Alors que l’envoyé spécial pour le Moyen-Orient, Steve Witkoff, rejoindrait demain les médiateurs qataris et égyptiens ainsi que les délégations israéliennes et du Hamas, qui sont à Doha, pour la reprise des négociations sur le cessez-le-feu à Ghaza, le conseiller de Trump pour les otages, Adam Boehler, affirmait qu’il «est possible que nous assistions à une sorte de trêve à long terme où les prisonniers seraient libérés et le Hamas renoncerait à ses armes».
Tout porte à croire que les pourparlers directs entre Washington et le Hamas, à Doha, ont pesé lourdement sur la reprise des négociations pour le maintien du cessez-le-feu, extrêmement fragile, à Ghaza, après un gel des pourparlers et les menaces israéliennes de reprise de la guerre.
Alors que les délégations des deux parties, Israël et Hamas, arrivent à Doha durant ces dernières 24 heures, l’envoyé spécial américain, Steve Witkoff, les rejoindra demain pour entamer les négociations qui, selon les médias israéliens, porteront sur le plan américain qui vise la libération de la moitié des otages le 1er jour et la prolongation de la trêve. Et selon le Hamas, elles concerneront la 2e phase de l’accord de cessez-le feu, qui prévoit la libération des otages israélien en échange de prisonniers palestiniens, le retrait total et définitif des forces israéliennes de Ghaza et la fin de la guerre.
Samedi dernier, les médiateurs qataris et égyptiens avaient mis l’accent, à partir du Caire, «sur la nécessité de respecter tous les termes de l’accord d’entamer directement les négociations pour la 2e phase et de l’entrée de matériel de secours sans restriction ni conditions» à Ghaza. La délégation du Hamas, après s’être entretenue avec le patron des services de renseignement égyptiens sur l’accord de cessez-le-feu à Ghaza, a, dans un communiqué, exhorté «toutes les parties à respecter leurs engagements envers l’accord initial et à entamer immédiatement des négociations sur sa 2e phase».
Elle a également déclaré «avoir fait savoir aux responsables égyptiens être prêt à former un comité de ‘‘personnalités nationales indépendantes’’ pour gouverner Ghaza jusqu’à la tenue d’élections». Hier, Mahmoud Mardawi, haut responsable du Hamas, a réitéré, lui aussi, l’«engagement» du mouvement de résistance, «à mettre en œuvre tous les termes de l’accord» et souligné «la nécessité d’obliger l’occupant israélien à mettre en œuvre l’accord et à entamer immédiatement la 2e phase des négociations selon les paramètres convenus». Porte-parole du Hamas, Abdelatif Al Qanou, a indiqué, pour sa part, que les efforts égyptiens et qataris «se poursuivent» en évoquant des «signaux positifs».

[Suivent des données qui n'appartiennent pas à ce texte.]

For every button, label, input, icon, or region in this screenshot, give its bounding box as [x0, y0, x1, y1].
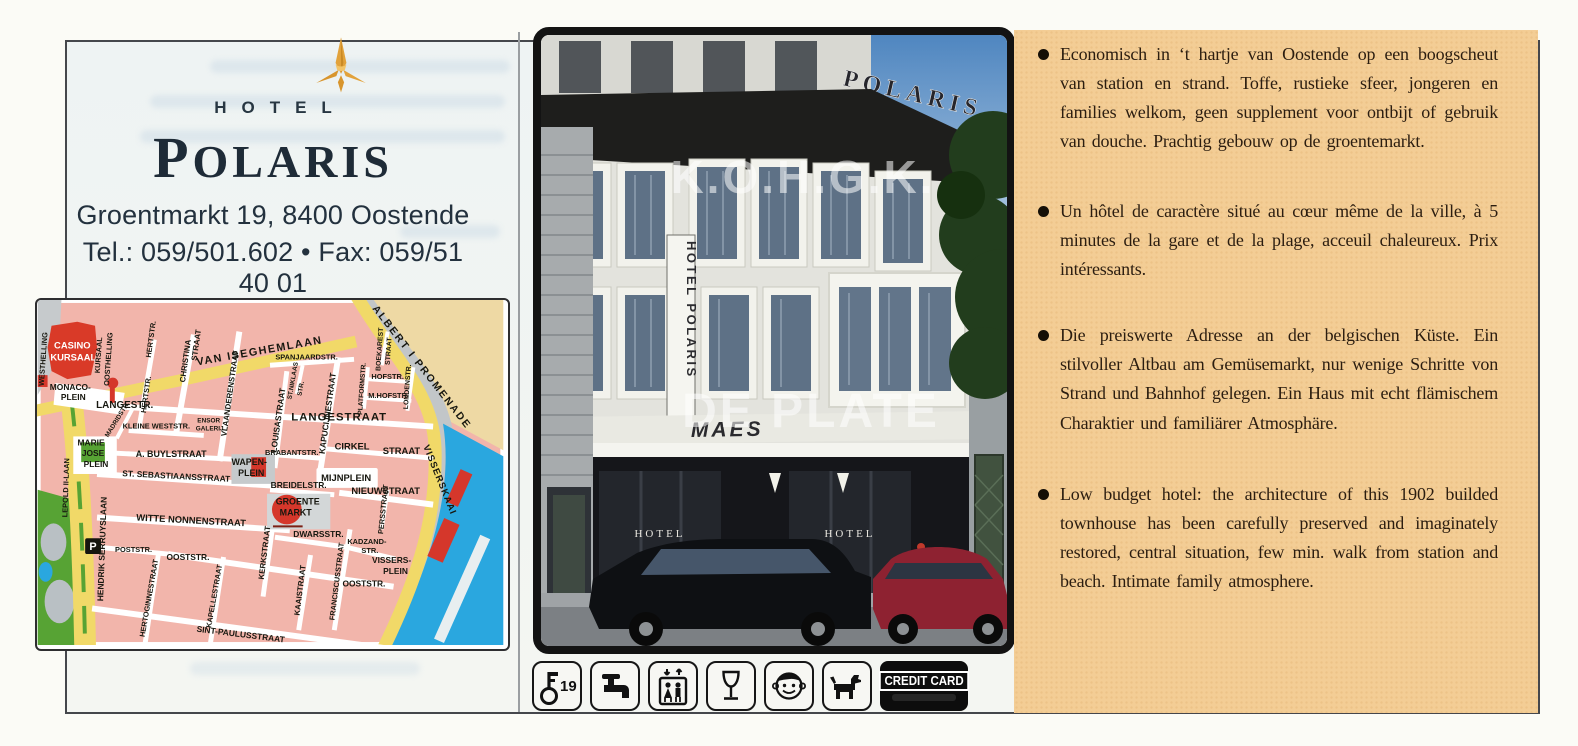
map-street-label: BREIDELSTR.: [271, 480, 327, 490]
map-street-label: CASINO: [54, 339, 90, 350]
hotel-phone-fax: Tel.: 059/501.602 • Fax: 059/51 40 01: [67, 237, 479, 299]
bullet-text-german: Die preiswerte Adresse an der belgischen…: [1060, 325, 1498, 432]
faucet-icon: [590, 661, 640, 711]
credit-card-icon: CREDIT CARD: [880, 661, 968, 711]
map-street-label: OOSTSTR.: [167, 552, 210, 562]
map-street-label: STRAAT: [383, 445, 421, 456]
bullet-dot: [1038, 206, 1049, 217]
bullet-item-french: Un hôtel de caractère situé au cœur même…: [1036, 197, 1498, 284]
map-street-label: JOSE: [82, 448, 105, 458]
map-street-label: VISSERS-: [372, 555, 411, 565]
map-street-label: MIJNPLEIN: [321, 472, 371, 483]
children-welcome-icon: [764, 661, 814, 711]
map-street-label: PLEIN: [238, 468, 264, 478]
room-key-icon: 19: [532, 661, 582, 711]
credit-card-stripe: [892, 694, 956, 701]
map-street-label: HOFSTR.: [371, 372, 404, 381]
watermark-line1: K.O.H.G.K.: [670, 151, 935, 203]
map-street-label: POSTSTR.: [115, 545, 152, 554]
bullet-text-dutch: Economisch in ‘t hartje van Oostende op …: [1060, 44, 1498, 151]
bullet-dot: [1038, 330, 1049, 341]
map-street-label: KADZAND-: [347, 537, 387, 546]
column-divider: [518, 32, 520, 712]
hotel-facade-art: POLARIS: [541, 35, 1007, 646]
city-map: CASINOKURSAALWESTHELLINGKURSAALOOSTHELLI…: [35, 298, 510, 651]
map-street-label: MARIE: [78, 437, 105, 447]
elevator-icon: [648, 661, 698, 711]
map-street-label: OOSTSTR.: [342, 579, 385, 589]
hotel-word: HOTEL: [67, 98, 479, 118]
description-bullets: Economisch in ‘t hartje van Oostende op …: [1014, 30, 1538, 596]
hotel-address: Groentmarkt 19, 8400 Oostende: [67, 200, 479, 231]
map-street-label: WAPEN-: [231, 457, 267, 467]
hotel-polaris-star-logo: [310, 34, 372, 98]
hotel-name: POLARIS: [67, 124, 479, 191]
map-street-label: STR.: [361, 546, 378, 555]
watermark-line2: DE PLATE: [682, 385, 940, 438]
brochure-page: HOTEL POLARIS Groentmarkt 19, 8400 Ooste…: [0, 0, 1578, 746]
pets-allowed-icon: [822, 661, 872, 711]
bullet-dot: [1038, 49, 1049, 60]
map-street-label: DWARSSTR.: [293, 529, 343, 539]
map-street-label: SPANJAARDSTR.: [275, 352, 337, 361]
map-street-label: KURSAAL: [50, 351, 96, 362]
map-street-label: PLEIN: [84, 459, 109, 469]
map-street-label: GROENTE: [276, 497, 320, 507]
bullet-text-french: Un hôtel de caractère situé au cœur même…: [1060, 201, 1498, 279]
vertical-hotel-sign-text: HOTEL POLARIS: [684, 241, 699, 379]
bullet-item-english: Low budget hotel: the architecture of th…: [1036, 480, 1498, 597]
description-panel: Economisch in ‘t hartje van Oostende op …: [1014, 30, 1538, 713]
map-street-label: A. BUYLSTRAAT: [136, 449, 207, 459]
map-street-label: ENSOR: [197, 418, 220, 425]
map-street-label: KLEINE WESTSTR.: [123, 422, 190, 431]
map-street-label: MARKT: [280, 508, 313, 518]
bullet-item-dutch: Economisch in ‘t hartje van Oostende op …: [1036, 40, 1498, 157]
bullet-text-english: Low budget hotel: the architecture of th…: [1060, 484, 1498, 591]
left-pilaster: [541, 127, 593, 613]
wine-glass-icon: [706, 661, 756, 711]
map-street-label: P: [89, 541, 96, 553]
hotel-photo: POLARIS: [533, 27, 1015, 654]
map-street-label: PLEIN: [61, 392, 86, 402]
storefront-hotel-text-right: HOTEL: [824, 528, 875, 540]
room-count: 19: [560, 678, 577, 695]
bullet-item-german: Die preiswerte Adresse an der belgischen…: [1036, 321, 1498, 438]
credit-card-label: CREDIT CARD: [879, 671, 969, 691]
bleed-smudge: [190, 662, 420, 675]
map-street-label: BRABANTSTR.: [265, 448, 319, 457]
map-street-label: LANGESTRAAT: [291, 412, 387, 424]
amenities-row: 19: [532, 660, 968, 712]
bullet-dot: [1038, 489, 1049, 500]
map-street-label: PLEIN: [383, 566, 408, 576]
storefront-hotel-text-left: HOTEL: [634, 528, 685, 540]
map-street-label: CIRKEL: [335, 440, 370, 451]
city-map-art: CASINOKURSAALWESTHELLINGKURSAALOOSTHELLI…: [37, 300, 504, 645]
map-street-label: MONACO-: [50, 382, 91, 392]
map-street-label: GALERIJ: [196, 425, 224, 432]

Du côté israélien, l’autorité de radiodiffusion a annoncé la tenue d’une réunion du cabinet restreint durant l’après-midi d’hier, pour «déterminer l’étendue du mandat accordé à l’équipe de négociations dépêchée à Doha», du fait qu’elle soit purement «technique» et «n’a pas de mandat» pour prendre une quelconque décision, jusqu’à l’arrivée de son chef, (prévue aujourd’hui), le ministre des Affaires stratégiques, Ron Dermer, un des plus proches collaborateurs du Premier ministre israélien, Benyamin Netanyahu.
«Les échanges et la rencontre avec le Hamas ont été utiles»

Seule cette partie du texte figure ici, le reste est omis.